Barbara Blitzer, LCSW-C in Baltimore: Individual and Family Therapy With Trauma Focus
Barbara Blitzer is a licensed clinical social worker and master's-educated therapist in Baltimore who specializes in trauma, anxiety, and grief work for adolescents, adults, and families. She operates as an independent practitioner, which means clients pay directly and manage their own insurance reimbursement rather than billing through a group practice.
What Blitzer's practice actually is
Blitzer holds credentials as both an LCSW-C (Licensed Clinical Social Worker-Certified in Maryland) and an M.Ed., grounding her approach in both clinical training and educational theory. She works primarily with people processing trauma (including childhood abuse, loss, and grief), anxiety disorders, and life transitions. Her practice is solo, meaning one-on-one therapeutic relationships without the infrastructure or appointment-scheduling constraints of larger group therapy practices. This model allows clients to build continuous therapeutic relationships without therapists rotating or facilities changing.
Services and fee structure
Individual therapy is her core offering. Sessions typically run 50 minutes, the standard therapeutic hour. The fee is $125 to $160 per session (verification recommended, as individual practitioner rates shift periodically), which is higher than many group practices but lower than many psychiatrists or specialized trauma centers in the Baltimore region. Clients without insurance pay full fee-for-service. Those with insurance can request a superbill (an itemized receipt with billing codes) to submit to their insurer for out-of-network reimbursement, which may recover 50 to 80 percent of the cost depending on plan design and out-of-network deductibles. Blitzer does not bill insurance directly.

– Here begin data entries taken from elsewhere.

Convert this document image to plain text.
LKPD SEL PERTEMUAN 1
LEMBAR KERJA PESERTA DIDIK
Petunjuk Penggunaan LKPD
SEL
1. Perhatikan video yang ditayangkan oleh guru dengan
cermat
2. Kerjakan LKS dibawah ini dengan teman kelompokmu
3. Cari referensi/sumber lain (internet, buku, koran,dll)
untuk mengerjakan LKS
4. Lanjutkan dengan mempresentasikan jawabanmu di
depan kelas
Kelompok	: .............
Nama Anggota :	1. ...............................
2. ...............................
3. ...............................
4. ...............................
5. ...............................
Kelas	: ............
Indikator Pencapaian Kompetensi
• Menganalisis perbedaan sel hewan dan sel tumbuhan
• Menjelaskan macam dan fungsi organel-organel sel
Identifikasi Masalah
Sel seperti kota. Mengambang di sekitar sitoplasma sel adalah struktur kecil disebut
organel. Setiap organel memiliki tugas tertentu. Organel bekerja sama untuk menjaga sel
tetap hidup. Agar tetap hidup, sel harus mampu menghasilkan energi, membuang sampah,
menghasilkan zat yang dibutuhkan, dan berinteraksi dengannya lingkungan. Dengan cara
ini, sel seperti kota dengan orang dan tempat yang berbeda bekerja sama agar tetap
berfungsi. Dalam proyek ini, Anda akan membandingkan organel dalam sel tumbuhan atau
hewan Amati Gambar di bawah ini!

She also conducts family sessions when appropriate, typically when adolescent clients benefit from parents or caregivers in the room. The fee for family sessions is the same as individual sessions.
Intake appointments may extend 75 to 90 minutes to capture history and establish the therapeutic relationship; they carry the same hourly rate proportionally.
How Blitzer's approach compares in Baltimore
Baltimore hosts a range of therapy options at different price points and structures. Larger group practices like Sheppard Pratt's outpatient division or BehaviorTech (both with multiple Baltimore locations) often bill insurance directly, which eliminates the client's upfront burden but may involve longer wait lists (8 to 12 weeks in some cases) and less therapist continuity. Solo practitioners like Blitzer typically fill appointments faster and offer more control over therapeutic consistency but require clients to manage insurance claims themselves.
Community Health Resources (CHR), Baltimore's largest federally qualified health center, offers sliding-scale therapy starting at $15 to $20 per session on a means-tested basis and accepts Medicaid directly, making it the only option for uninsured or very low-income clients. However, CHR sessions are often 30 to 45 minutes, not the standard 50-minute hour, and therapists rotate due to clinic turnover.
Blitzer's middle position suits clients who have insurance, can manage out-of-network reimbursement paperwork, and prioritize continuity and specialization over low cost or direct billing.
Who this practice fits and who it does not
Blitzer suits adults and adolescents with trauma histories who want sustained work with one therapist over months or years. Her focus on grief and anxiety makes her particularly appropriate for people processing loss, bereavement, or anxiety disorders tied to past events. Family therapy experience means she can work effectively with parents seeking to understand adolescent behavior in its relational context.
She does not suit clients who need immediate psychiatric medication management (she is not a psychiatrist or nurse practitioner and does not prescribe). Families without insurance or with only Medicaid should explore CHR or other community mental health centers first, as the out-of-network model will not reduce costs. Clients seeking brief, time-limited therapy for isolated stressors may find a group practice's intake-to-resolution model more efficient.
What the first appointment involves
Initial contact is typically by phone or email. Blitzer will ask about presenting concerns, insurance coverage, and whether the client can manage out-of-network reimbursement. If a good fit, she schedules an extended intake session at her Baltimore office location (specific address verification recommended by contacting directly).
The intake covers symptom history, family background, current stressors, past therapy experience, and goals for treatment. Blitzer uses this time to assess whether her trauma-informed approach matches the client's needs. She will explain her fee, reimbursement process, and confidentiality limits (duty to warn, mandatory reporting of abuse to minors or vulnerable adults). Clients typically schedule weekly sessions initially; frequency can adjust over time.
Hours, parking, and logistics
Blitzer's office is based in Baltimore; hours and parking details require direct confirmation, as solo practitioner scheduling is more fluid than group practices. Most independent therapists in the Baltimore area work by appointment only, with limited walk-in availability. Teletherapy (video session) options should be confirmed if in-person visits are not feasible.
Her standing in Baltimore's therapy landscape reflects the specificity of trauma work and the operational clarity of a solo practice run by a credentialed, experienced clinician who knows her cases inside out and does not shuffle clients through a rotation.